Summarize your research. Fine-tune your summary of your research experience into a talk that is five minutes or less.
Conduct a self-inventory. Have a clear understanding of your immediate and long-term research and educational goals. Know your research style, strengths and weaknesses, and qualifications for the position.
Practice. Enlist a friend and conduct a mock interview. Rehearse what you will say and how you will say it. Ask your friend to critique your comments.
Dress appropriately. Business or business casual is acceptable attire for an interview at NIAID.
Remember to put your cell phone into silent mode or turn it off completely.
During the Interview
Talk about the interviewer’s research. Show your knowledge of and interest in the research by asking questions about the work.
Talk about your research. Describe your research experience in five minutes or less. Be prepared to respond to why the research is important and its relevance to the laboratory for which you are applying. Describe how you will apply your research experience to the laboratory.
Ask questions about mentorship. Choosing the right mentor for you can make the difference between a mediocre research training experience and one that fully enhances your professional development. Refer to the list of Questions To Ask the Potential Mentor fact sheet for suggested questions.
Describe your attributes. Emphasize your skills and what you will bring to the laboratory. Include examples that demonstrate these skills.
Discuss your educational and/or career plans. Talk about your plans for medical or graduate school and/or your next career step. Be able to articulate your interests and career goals.
Ask to speak with other trainees in the laboratory. Trainees offer a different perspective and can provide input that may help you to determine whether the laboratory will be a good match for you.

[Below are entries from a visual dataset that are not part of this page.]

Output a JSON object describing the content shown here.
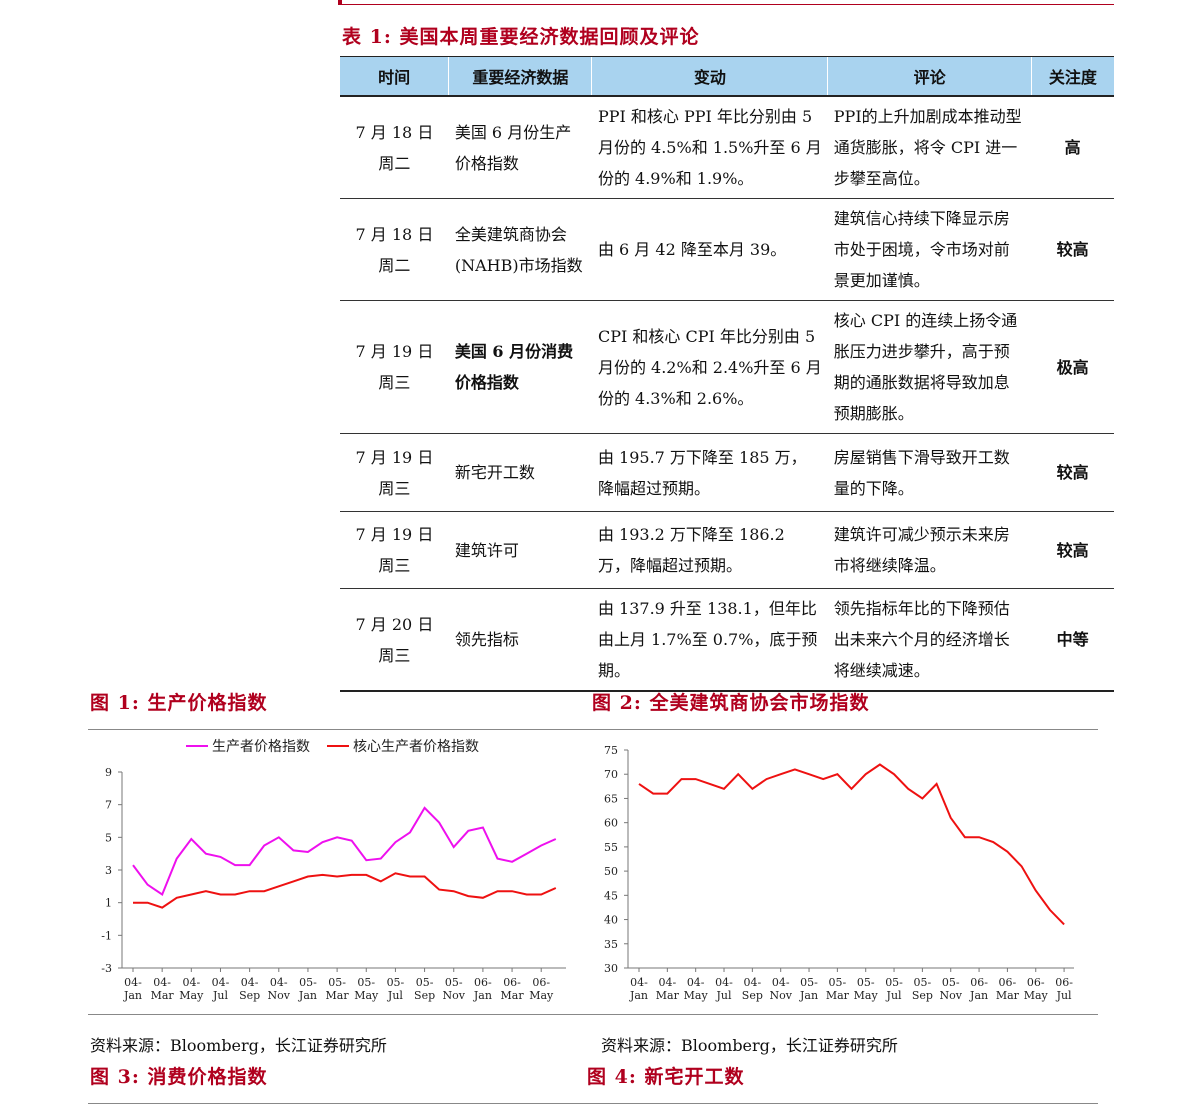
{
  "table": {
    "title": "表 1:  美国本周重要经济数据回顾及评论",
    "headers": [
      "时间",
      "重要经济数据",
      "变动",
      "评论",
      "关注度"
    ],
    "rows": [
      {
        "date": "7 月 18 日",
        "weekday": "周二",
        "indicator": "美国 6 月份生产价格指数",
        "change": "PPI 和核心 PPI 年比分别由 5 月份的 4.5%和 1.5%升至 6 月份的 4.9%和 1.9%。",
        "comment": "PPI的上升加剧成本推动型通货膨胀，将令 CPI 进一步攀至高位。",
        "attention": "高",
        "bold": false
      },
      {
        "date": "7 月 18 日",
        "weekday": "周二",
        "indicator": "全美建筑商协会(NAHB)市场指数",
        "change": "由 6 月 42 降至本月 39。",
        "comment": "建筑信心持续下降显示房市处于困境，令市场对前景更加谨慎。",
        "attention": "较高",
        "bold": false
      },
      {
        "date": "7 月 19 日",
        "weekday": "周三",
        "indicator": "美国 6 月份消费价格指数",
        "change": "CPI 和核心 CPI 年比分别由 5 月份的 4.2%和 2.4%升至 6 月份的 4.3%和 2.6%。",
        "comment": "核心 CPI 的连续上扬令通胀压力进步攀升，高于预期的通胀数据将导致加息预期膨胀。",
        "attention": "极高",
        "bold": true
      },
      {
        "date": "7 月 19 日",
        "weekday": "周三",
        "indicator": "新宅开工数",
        "change": "由 195.7 万下降至 185 万，降幅超过预期。",
        "comment": "房屋销售下滑导致开工数量的下降。",
        "attention": "较高",
        "bold": false
      },
      {
        "date": "7 月 19 日",
        "weekday": "周三",
        "indicator": "建筑许可",
        "change": "由 193.2 万下降至 186.2 万，降幅超过预期。",
        "comment": "建筑许可减少预示未来房市将继续降温。",
        "attention": "较高",
        "bold": false
      },
      {
        "date": "7 月 20 日",
        "weekday": "周三",
        "indicator": "领先指标",
        "change": "由 137.9 升至 138.1，但年比由上月 1.7%至 0.7%，底于预期。",
        "comment": "领先指标年比的下降预估出未来六个月的经济增长将继续减速。",
        "attention": "中等",
        "bold": false
      }
    ]
  },
  "figures": {
    "fig1_title": "图 1:  生产价格指数",
    "fig2_title": "图 2:  全美建筑商协会市场指数",
    "fig3_title": "图 3:  消费价格指数",
    "fig4_title": "图 4:  新宅开工数",
    "source1": "资料来源：Bloomberg，长江证券研究所",
    "source2": "资料来源：Bloomberg，长江证券研究所"
  },
  "chart_data": [
    {
      "type": "line",
      "title": "",
      "xlabel": "",
      "ylabel": "",
      "x": [
        "04-Jan",
        "04-Feb",
        "04-Mar",
        "04-Apr",
        "04-May",
        "04-Jun",
        "04-Jul",
        "04-Aug",
        "04-Sep",
        "04-Oct",
        "04-Nov",
        "04-Dec",
        "05-Jan",
        "05-Feb",
        "05-Mar",
        "05-Apr",
        "05-May",
        "05-Jun",
        "05-Jul",
        "05-Aug",
        "05-Sep",
        "05-Oct",
        "05-Nov",
        "05-Dec",
        "06-Jan",
        "06-Feb",
        "06-Mar",
        "06-Apr",
        "06-May",
        "06-Jun"
      ],
      "tick_labels": [
        [
          "04-",
          "Jan"
        ],
        [
          "04-",
          "Mar"
        ],
        [
          "04-",
          "May"
        ],
        [
          "04-",
          "Jul"
        ],
        [
          "04-",
          "Sep"
        ],
        [
          "04-",
          "Nov"
        ],
        [
          "05-",
          "Jan"
        ],
        [
          "05-",
          "Mar"
        ],
        [
          "05-",
          "May"
        ],
        [
          "05-",
          "Jul"
        ],
        [
          "05-",
          "Sep"
        ],
        [
          "05-",
          "Nov"
        ],
        [
          "06-",
          "Jan"
        ],
        [
          "06-",
          "Mar"
        ],
        [
          "06-",
          "May"
        ]
      ],
      "ylim": [
        -3,
        9
      ],
      "yticks": [
        -3,
        -1,
        1,
        3,
        5,
        7,
        9
      ],
      "legend_position": "top",
      "series": [
        {
          "name": "生产者价格指数",
          "color": "#ee10ee",
          "values": [
            3.3,
            2.1,
            1.5,
            3.7,
            4.9,
            4.0,
            3.8,
            3.3,
            3.3,
            4.5,
            5.0,
            4.2,
            4.1,
            4.7,
            5.0,
            4.8,
            3.6,
            3.7,
            4.7,
            5.3,
            6.8,
            5.9,
            4.4,
            5.4,
            5.6,
            3.7,
            3.5,
            4.0,
            4.5,
            4.9
          ]
        },
        {
          "name": "核心生产者价格指数",
          "color": "#ee1111",
          "values": [
            1.0,
            1.0,
            0.7,
            1.3,
            1.5,
            1.7,
            1.5,
            1.5,
            1.7,
            1.7,
            2.0,
            2.3,
            2.6,
            2.7,
            2.6,
            2.7,
            2.7,
            2.3,
            2.8,
            2.6,
            2.6,
            1.8,
            1.7,
            1.4,
            1.3,
            1.7,
            1.7,
            1.5,
            1.5,
            1.9
          ]
        }
      ]
    },
    {
      "type": "line",
      "title": "",
      "xlabel": "",
      "ylabel": "",
      "x": [
        "04-Jan",
        "04-Feb",
        "04-Mar",
        "04-Apr",
        "04-May",
        "04-Jun",
        "04-Jul",
        "04-Aug",
        "04-Sep",
        "04-Oct",
        "04-Nov",
        "04-Dec",
        "05-Jan",
        "05-Feb",
        "05-Mar",
        "05-Apr",
        "05-May",
        "05-Jun",
        "05-Jul",
        "05-Aug",
        "05-Sep",
        "05-Oct",
        "05-Nov",
        "05-Dec",
        "06-Jan",
        "06-Feb",
        "06-Mar",
        "06-Apr",
        "06-May",
        "06-Jun",
        "06-Jul"
      ],
      "tick_labels": [
        [
          "04-",
          "Jan"
        ],
        [
          "04-",
          "Mar"
        ],
        [
          "04-",
          "May"
        ],
        [
          "04-",
          "Jul"
        ],
        [
          "04-",
          "Sep"
        ],
        [
          "04-",
          "Nov"
        ],
        [
          "05-",
          "Jan"
        ],
        [
          "05-",
          "Mar"
        ],
        [
          "05-",
          "May"
        ],
        [
          "05-",
          "Jul"
        ],
        [
          "05-",
          "Sep"
        ],
        [
          "05-",
          "Nov"
        ],
        [
          "06-",
          "Jan"
        ],
        [
          "06-",
          "Mar"
        ],
        [
          "06-",
          "May"
        ],
        [
          "06-",
          "Jul"
        ]
      ],
      "ylim": [
        30,
        75
      ],
      "yticks": [
        30,
        35,
        40,
        45,
        50,
        55,
        60,
        65,
        70,
        75
      ],
      "series": [
        {
          "color": "#ee1111",
          "values": [
            68,
            66,
            66,
            69,
            69,
            68,
            67,
            70,
            67,
            69,
            70,
            71,
            70,
            69,
            70,
            67,
            70,
            72,
            70,
            67,
            65,
            68,
            61,
            57,
            57,
            56,
            54,
            51,
            46,
            42,
            39
          ]
        }
      ]
    }
  ]
}
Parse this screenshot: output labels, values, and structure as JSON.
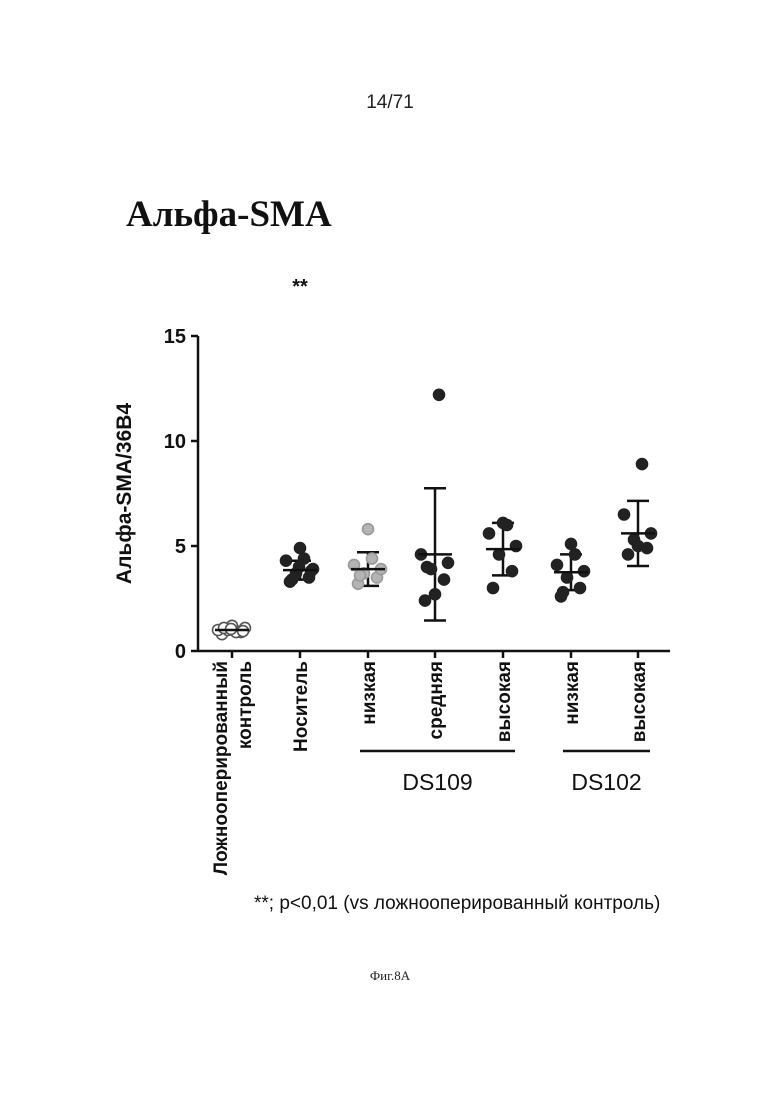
{
  "page": {
    "page_number": "14/71",
    "figure_title": "Альфа-SMA",
    "footnote": "**; p<0,01 (vs ложнооперированный контроль)",
    "caption": "Фиг.8А"
  },
  "chart_data": {
    "type": "scatter",
    "title": "Альфа-SMA",
    "ylabel": "Альфа-SMA/36B4",
    "xlabel": "",
    "ylim": [
      0,
      15
    ],
    "yticks": [
      0,
      5,
      10,
      15
    ],
    "grid": false,
    "legend": "none",
    "categories": [
      [
        "Ложнооперированный",
        "контроль"
      ],
      [
        "Носитель"
      ],
      [
        "низкая"
      ],
      [
        "средняя"
      ],
      [
        "высокая"
      ],
      [
        "низкая"
      ],
      [
        "высокая"
      ]
    ],
    "group_labels": [
      {
        "label": "DS109",
        "from": 2,
        "to": 4
      },
      {
        "label": "DS102",
        "from": 5,
        "to": 6
      }
    ],
    "significance": [
      {
        "category": 1,
        "label": "**"
      }
    ],
    "series": [
      {
        "fill": "#ffffff",
        "stroke": "#555555",
        "points": [
          0.8,
          0.9,
          1.0,
          1.1,
          1.0,
          0.9,
          1.2,
          1.1,
          0.95,
          1.05
        ],
        "mean": 1.0,
        "sd": 0.15
      },
      {
        "fill": "#222222",
        "stroke": "#222222",
        "points": [
          3.3,
          3.5,
          3.7,
          3.9,
          4.3,
          4.4,
          4.9,
          3.4,
          3.8,
          4.0
        ],
        "mean": 3.85,
        "sd": 0.45
      },
      {
        "fill": "#b4b4b4",
        "stroke": "#9a9a9a",
        "points": [
          3.2,
          3.5,
          3.7,
          3.9,
          4.1,
          4.4,
          5.8,
          3.6
        ],
        "mean": 3.9,
        "sd": 0.8
      },
      {
        "fill": "#222222",
        "stroke": "#222222",
        "points": [
          2.4,
          3.4,
          3.9,
          4.2,
          4.6,
          12.2,
          2.7,
          4.0
        ],
        "mean": 4.6,
        "sd": 3.15
      },
      {
        "fill": "#222222",
        "stroke": "#222222",
        "points": [
          3.0,
          3.8,
          4.6,
          5.0,
          5.6,
          6.0,
          6.1
        ],
        "mean": 4.85,
        "sd": 1.25
      },
      {
        "fill": "#222222",
        "stroke": "#222222",
        "points": [
          2.6,
          3.0,
          3.5,
          3.8,
          4.1,
          4.6,
          5.1,
          2.8
        ],
        "mean": 3.75,
        "sd": 0.85
      },
      {
        "fill": "#222222",
        "stroke": "#222222",
        "points": [
          4.6,
          4.9,
          5.3,
          5.6,
          6.5,
          8.9,
          5.0
        ],
        "mean": 5.6,
        "sd": 1.55
      }
    ]
  }
}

Clarify next steps. Ask when you might hear about whether you will be made an offer. Let the interviewer know of any time constraints you have for accepting an offer.
After the Interview
Thank the interviewer. Follow up the interview with a quick note—email is generally fine— thanking the interviewer and reemphasizing your interest in the lab. Now is also the time to include any pertinent information about yourself that you may have forgotten during the interview. Let the interviewer know of any time constraints you have for accepting an offer. Email addresses for all NIAID staff are available through the NIH Enterprise Directory.
Do your homework. Now that you have more information about the laboratory, its team, and its research, conduct additional research online to determine definitively your interest in a traineeship at the laboratory.
Contact other trainees in the laboratory. Consider viewpoints from current trainees in the laboratory by emailing them any questions you have.
Check in. If you have not heard from the interviewer with whom you wish to work within three weeks, send a friendly email inquiring about the position and reminding him or her of your interest and time constraints.